Das schwarze Blut
Kiefer mahlten, unermüdlich, mechanisch, als säße ihnen ein Dämon im Mund, während der Rest des Körpers abgestorben war.
»Der dross «, erklärte Éric leise, »die Schlacken aus der Opiumpfeife. Das Zeug ist dermaßen hart, dass man es nicht mehr rauchen kann. Deshalb essen sie es. Um den letzten Rest Dröhnung zu kriegen, kauen sie’s so lange, bis sie’s schlucken können …«
Reverdi packte wieder die Wut.
»Ich hab jetzt die Schnauze voll von deiner Besichtigungstour«, fuhr er ihn an. »Du sagst mir sofort, was wir hier sollen!«
Die Hasenscharte verzog sich zu einem Lächeln. Ein nass glänzender Fischkopf.

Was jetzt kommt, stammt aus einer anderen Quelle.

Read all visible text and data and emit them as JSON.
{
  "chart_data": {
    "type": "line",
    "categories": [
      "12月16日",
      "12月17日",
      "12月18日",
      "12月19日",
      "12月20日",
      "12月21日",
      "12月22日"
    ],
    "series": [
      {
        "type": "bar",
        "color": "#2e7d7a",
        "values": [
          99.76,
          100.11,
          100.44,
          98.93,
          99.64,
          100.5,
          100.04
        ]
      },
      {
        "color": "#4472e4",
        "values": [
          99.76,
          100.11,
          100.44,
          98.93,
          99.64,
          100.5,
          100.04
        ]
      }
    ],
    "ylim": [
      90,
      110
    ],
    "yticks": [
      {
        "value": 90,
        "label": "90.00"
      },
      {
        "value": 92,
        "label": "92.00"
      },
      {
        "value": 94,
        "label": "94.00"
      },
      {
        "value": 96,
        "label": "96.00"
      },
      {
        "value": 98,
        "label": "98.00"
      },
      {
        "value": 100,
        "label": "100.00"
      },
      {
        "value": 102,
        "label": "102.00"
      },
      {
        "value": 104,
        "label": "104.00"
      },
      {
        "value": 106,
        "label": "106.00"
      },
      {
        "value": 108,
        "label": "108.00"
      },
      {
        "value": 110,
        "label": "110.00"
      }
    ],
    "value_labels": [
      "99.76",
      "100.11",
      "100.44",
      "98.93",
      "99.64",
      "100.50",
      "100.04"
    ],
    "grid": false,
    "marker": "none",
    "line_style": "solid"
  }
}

»Reg dich ab. Wir sind schon da.«
» Wo denn, verdammt?«
Éric deutete nach links, auf das Ende der Röhre. Dort saß mit angezogenen Knien ein schlotternder Schatten. Reverdi beugte sich vor. Es war Hadschdscha, das Papasöhnchen, das Mamas Geld mit Drogen verjubelte, während der Vater ihn auf dem Weg der Besserung glaubte. Er war nicht wiederzuerkennen. Haut und Knochen. Tief eingesunkene Augen. Er schniefte ununterbrochen.
»Er wollte den Oberschlauen spielen«, murmelte Éric, »und mit den Chinesen direkt ins Geschäft kommen. Zur Strafe hat Raman seinen Vater herzitiert und ihm alles gesteckt. Die heimliche Kohle, das Dope, alles. Und der Vater hat den Geldhahn zugedreht. Seit fünf Tagen sitzt Hadschdscha auf dem Trockenen. Und ist über beide Ohren verschuldet.«
Reverdi dachte daran, wie ihn der Knabe um Hilfe angebettelt hatte. »Kannst du mir verraten, was mich das angeht?«
»Wenn er nicht zahlt, hetzen ihm die Chinesen die Filipinos auf den Hals …«
Jacques wandte sich wortlos ab. Éric hielt ihn am T-Shirt fest, doch Reverdi fuhr herum, packte ihn an der Gurgel und stieß ihn gegen die gekrümmte Wand.
»Halt’s Maul«, zischte er, »sonst …«
»Tu was«, bedrängte ihn der Zwerg. »Nur du kannst was tun. Red mit den Chinesen. Sie sollen ihm seine Schulden stunden. Am Ende wird der Vater schon blechen.«
Reverdi ballte die Faust, um ihm endgültig die Hasenscharte einzuschlagen, doch im selben Moment überkam ihn eine Vision, die ihn jäh erstarren ließ: Über Érics abscheulicher Fratze sah er auf einmal die wunderschönen Gesichtszüge Elisabeths. Ihre schwarzen, ein wenig asymmetrischen Augen, die braune Haut, von der sich ihr blasses Lächeln kaum abhob … Warum sich etwas vormachen? Er liebte sie. Er war verrückt nach ihr: Er konnte sie nicht fallen lassen.
Er ließ Éric los, der an der gekrümmten Wand abwärts rutschte. Sein Entschluss stand fest. Die Chance hatte nicht Hadschdscha verdient, sondern die Geliebte. Sie sollte einen weiteren Hinweis bekommen. Wenn sie es schaffte, würde er den Knaben retten.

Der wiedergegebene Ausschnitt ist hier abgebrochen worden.